Hasanefendioğlu ve ark.17 kronik bel ağrısı hastaların, sağlıklı bireylere oranla, sağlıkla ilişkili yaşam kalitesinin özellikle fiziksel bileşenlerinin daha kötü olduğu, ağrı şiddeti, klinik ve fonksiyonel durumun yaşam kalitesinin fiziksel bileşenlerini negatif olarak etkilediğini ifade etmişlerdir. Altuğ ve ark.18 112 kronik bel ağrılı hastanın katıldığı çalışmada kinezyofobi ve yaşam kalitesi parametreleri arasındaki ilişkiyi araştırmışlardır. Araştırmacılar, kinezyofobi varlığının, yaşam kalitesinin genel sağlık, fiziksel fonksiyon, sosyal fonksiyon, ağrı, fiziksel rol güçlüğü parametreleri ile negatif bir ilişki içinde olduğunu rapor etmişlerdir. Svensson ve ark.19 lumbar disk hernisi cerrahisi geçirmiş hastalarda 10-34 ay sonrasında, toplam 80 bireyden 36’sında kinezyofobi varlığını tespit etmişlerdir. Kinezyofobisi olmayan hastalara kıyasla sağlıkla ilgili yaşam kalitelerinin daha düşük düzeyde olduğunu bildirmişlerdir. Antunes ve ark.20 kronik bel ağrılı depresyonsuz ve depresyonu olan 193 hastanın kinezyofobi değerleri karşılaştırmışlar, depresyonlu hastalarda kinezyofobi düzeyinin yüksek, yaşam kalitesinin kötü olduğunu ifade etmişlerdir. Bizim çalışmamıza katılan bireylerin kinezyofobi değerleri yüksek olmasına rağmen yaşam kalitesi ile ilişkisi bulunmamıştır. TKÖ genellikle ağrı nedeniyle aktivitelerin sınırlanmasına odaklanmış bir ölçektir. Fakat SF-36 yaşam kalitesi ölçeği, fiziksel fonksiyonlar kadar genel sağlık, duygusal durum ve sosyal aktiviteleri de değerlendirmektedir. Bel ağrısının, çalışmamıza katılan bireylerin yaşam kalitelerini tek başına yeterince etkilemediği görülmektedir. Daha geniş örneklem grubuyla yapılacak çalışmalar ile ilişkinin durumu araştırılabilir.

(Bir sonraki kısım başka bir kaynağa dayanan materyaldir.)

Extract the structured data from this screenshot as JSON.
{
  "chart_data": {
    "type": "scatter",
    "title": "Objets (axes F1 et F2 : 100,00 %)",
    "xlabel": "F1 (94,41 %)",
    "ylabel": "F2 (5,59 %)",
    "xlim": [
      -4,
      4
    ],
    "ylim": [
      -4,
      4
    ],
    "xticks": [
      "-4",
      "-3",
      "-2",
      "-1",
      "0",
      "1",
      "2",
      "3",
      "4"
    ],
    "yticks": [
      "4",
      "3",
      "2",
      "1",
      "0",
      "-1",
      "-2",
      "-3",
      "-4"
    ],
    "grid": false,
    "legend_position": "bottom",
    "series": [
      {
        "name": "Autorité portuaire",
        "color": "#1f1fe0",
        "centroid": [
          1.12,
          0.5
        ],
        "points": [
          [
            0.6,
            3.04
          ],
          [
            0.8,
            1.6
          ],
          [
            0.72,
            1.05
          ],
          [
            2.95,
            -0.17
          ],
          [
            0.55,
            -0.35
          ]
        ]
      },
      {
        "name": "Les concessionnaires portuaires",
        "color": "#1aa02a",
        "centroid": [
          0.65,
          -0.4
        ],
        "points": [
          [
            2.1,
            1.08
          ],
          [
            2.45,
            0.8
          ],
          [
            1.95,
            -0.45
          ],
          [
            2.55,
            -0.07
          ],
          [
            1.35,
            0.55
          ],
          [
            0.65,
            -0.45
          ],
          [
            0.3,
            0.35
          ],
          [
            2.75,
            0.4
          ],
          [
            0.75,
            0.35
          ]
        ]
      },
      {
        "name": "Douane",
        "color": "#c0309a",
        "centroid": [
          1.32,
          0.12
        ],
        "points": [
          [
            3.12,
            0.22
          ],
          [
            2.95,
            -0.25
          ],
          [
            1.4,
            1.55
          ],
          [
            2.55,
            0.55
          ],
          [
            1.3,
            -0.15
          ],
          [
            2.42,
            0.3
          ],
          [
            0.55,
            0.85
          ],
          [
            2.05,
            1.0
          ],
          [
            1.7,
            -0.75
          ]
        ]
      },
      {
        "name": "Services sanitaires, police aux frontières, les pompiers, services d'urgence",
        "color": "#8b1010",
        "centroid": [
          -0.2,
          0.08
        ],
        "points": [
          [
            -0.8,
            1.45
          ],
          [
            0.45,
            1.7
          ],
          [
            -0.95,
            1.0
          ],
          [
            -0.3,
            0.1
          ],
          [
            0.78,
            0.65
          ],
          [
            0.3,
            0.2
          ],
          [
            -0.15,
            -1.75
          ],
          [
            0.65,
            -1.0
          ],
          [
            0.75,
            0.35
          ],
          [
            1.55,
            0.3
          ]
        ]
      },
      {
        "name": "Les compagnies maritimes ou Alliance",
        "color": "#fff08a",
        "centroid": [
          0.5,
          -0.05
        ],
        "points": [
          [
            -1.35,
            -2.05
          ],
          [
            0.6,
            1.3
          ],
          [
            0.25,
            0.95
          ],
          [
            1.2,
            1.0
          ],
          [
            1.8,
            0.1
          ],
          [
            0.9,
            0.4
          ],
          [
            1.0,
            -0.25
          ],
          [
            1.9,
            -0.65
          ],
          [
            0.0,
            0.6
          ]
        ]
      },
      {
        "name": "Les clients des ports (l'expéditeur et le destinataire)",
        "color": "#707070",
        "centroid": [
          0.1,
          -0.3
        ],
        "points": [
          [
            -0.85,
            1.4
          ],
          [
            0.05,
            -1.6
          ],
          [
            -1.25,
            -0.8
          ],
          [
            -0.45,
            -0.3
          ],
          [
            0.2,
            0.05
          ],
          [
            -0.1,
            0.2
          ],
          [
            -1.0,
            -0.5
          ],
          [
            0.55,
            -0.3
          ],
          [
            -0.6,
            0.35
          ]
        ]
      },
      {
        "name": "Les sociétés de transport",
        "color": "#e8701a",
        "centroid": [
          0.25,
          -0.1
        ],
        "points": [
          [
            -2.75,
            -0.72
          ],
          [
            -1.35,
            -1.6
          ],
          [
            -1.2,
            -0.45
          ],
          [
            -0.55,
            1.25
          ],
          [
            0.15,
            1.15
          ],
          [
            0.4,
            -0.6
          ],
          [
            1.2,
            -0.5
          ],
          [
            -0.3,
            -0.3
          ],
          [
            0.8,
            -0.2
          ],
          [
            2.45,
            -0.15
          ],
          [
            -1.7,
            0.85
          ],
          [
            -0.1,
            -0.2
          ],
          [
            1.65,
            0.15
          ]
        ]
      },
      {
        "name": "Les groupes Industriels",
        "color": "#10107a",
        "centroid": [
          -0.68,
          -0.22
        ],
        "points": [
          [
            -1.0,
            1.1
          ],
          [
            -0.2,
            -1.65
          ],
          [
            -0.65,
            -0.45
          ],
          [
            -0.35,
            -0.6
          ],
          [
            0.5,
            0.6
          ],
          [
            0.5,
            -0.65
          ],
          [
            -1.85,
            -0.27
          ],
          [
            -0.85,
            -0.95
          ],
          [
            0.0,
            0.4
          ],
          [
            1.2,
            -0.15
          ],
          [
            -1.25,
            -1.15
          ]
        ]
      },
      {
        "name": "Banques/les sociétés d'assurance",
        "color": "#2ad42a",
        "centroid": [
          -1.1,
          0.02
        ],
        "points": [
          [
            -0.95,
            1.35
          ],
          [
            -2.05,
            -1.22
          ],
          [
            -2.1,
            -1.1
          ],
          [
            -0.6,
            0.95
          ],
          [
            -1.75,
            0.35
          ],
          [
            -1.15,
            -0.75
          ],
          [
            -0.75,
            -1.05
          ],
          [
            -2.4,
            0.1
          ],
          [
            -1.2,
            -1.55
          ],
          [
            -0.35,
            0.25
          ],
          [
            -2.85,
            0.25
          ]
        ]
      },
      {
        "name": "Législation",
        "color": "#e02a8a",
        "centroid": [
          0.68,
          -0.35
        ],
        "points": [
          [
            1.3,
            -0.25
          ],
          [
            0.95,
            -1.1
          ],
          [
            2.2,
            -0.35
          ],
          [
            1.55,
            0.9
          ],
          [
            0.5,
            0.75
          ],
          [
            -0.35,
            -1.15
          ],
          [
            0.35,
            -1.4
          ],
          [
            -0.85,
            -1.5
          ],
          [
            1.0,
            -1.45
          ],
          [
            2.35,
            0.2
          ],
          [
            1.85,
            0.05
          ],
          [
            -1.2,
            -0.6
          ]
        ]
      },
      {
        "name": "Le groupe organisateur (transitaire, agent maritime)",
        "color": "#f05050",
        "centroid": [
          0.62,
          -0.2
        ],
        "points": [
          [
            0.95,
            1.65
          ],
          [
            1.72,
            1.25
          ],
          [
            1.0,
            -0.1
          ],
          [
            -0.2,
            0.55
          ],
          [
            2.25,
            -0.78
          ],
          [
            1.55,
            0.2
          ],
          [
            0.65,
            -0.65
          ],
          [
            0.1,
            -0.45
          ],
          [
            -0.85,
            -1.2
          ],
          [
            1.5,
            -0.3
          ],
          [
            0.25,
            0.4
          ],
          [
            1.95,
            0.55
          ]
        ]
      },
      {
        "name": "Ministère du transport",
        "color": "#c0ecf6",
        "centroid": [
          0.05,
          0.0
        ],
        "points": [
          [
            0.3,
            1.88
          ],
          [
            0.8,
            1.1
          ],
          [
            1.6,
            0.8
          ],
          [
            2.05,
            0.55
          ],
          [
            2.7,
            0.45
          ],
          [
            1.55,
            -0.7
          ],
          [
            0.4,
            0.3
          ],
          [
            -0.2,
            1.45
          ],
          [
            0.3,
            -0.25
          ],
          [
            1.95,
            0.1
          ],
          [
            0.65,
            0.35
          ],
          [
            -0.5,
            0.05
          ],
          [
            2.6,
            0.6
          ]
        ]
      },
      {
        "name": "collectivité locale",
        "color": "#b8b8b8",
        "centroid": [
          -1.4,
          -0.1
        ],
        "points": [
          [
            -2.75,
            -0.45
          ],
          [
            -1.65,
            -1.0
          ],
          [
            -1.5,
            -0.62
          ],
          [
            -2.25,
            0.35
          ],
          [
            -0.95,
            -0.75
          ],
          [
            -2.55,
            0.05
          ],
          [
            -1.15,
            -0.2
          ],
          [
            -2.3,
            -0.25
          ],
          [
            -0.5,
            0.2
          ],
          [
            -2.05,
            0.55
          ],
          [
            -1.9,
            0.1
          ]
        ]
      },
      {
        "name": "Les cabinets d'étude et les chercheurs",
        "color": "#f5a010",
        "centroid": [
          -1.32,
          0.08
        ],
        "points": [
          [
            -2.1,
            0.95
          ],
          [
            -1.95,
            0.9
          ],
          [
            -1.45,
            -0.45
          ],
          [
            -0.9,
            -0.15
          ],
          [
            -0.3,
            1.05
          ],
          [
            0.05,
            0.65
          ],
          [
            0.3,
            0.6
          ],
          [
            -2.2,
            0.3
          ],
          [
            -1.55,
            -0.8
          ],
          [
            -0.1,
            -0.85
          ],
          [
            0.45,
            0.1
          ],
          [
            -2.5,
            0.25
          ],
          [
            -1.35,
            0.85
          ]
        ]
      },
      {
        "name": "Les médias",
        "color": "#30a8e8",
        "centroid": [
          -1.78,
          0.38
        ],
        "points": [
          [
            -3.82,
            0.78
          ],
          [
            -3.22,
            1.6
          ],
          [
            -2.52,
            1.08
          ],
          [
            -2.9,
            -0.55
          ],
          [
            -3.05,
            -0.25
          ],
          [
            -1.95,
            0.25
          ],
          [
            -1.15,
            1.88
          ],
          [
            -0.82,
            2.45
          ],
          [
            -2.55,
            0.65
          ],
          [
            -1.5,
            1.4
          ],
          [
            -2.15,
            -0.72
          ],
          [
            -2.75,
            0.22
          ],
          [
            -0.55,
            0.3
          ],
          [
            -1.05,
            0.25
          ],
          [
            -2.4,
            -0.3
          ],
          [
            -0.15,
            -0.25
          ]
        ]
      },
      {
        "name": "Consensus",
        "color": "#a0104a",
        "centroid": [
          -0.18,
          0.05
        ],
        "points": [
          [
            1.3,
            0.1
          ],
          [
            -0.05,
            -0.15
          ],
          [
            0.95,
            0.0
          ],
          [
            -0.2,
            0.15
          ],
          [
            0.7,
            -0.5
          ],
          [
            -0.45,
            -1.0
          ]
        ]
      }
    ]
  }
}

Sonuç olarak kronik bel ağrılı hastalarda kinezyofobi görülebilmektedir. Bu durum hastalarda bel ağrısının rehabilitasyon sürecini olumsuz etkileyebilmekte ve uzun dönemde fiziksel inaktivitenin yol açabileceği obezite ve kardiyovasküler hastalıklar için risk faktörü oluşturabilmektedir. Bu nedenle bel ağrısı olan bireylerin tedavi programlarına fiziksel aktivite düzeyini arttıracak egzersiz programlarının dahil edilmesi uygun olabilir.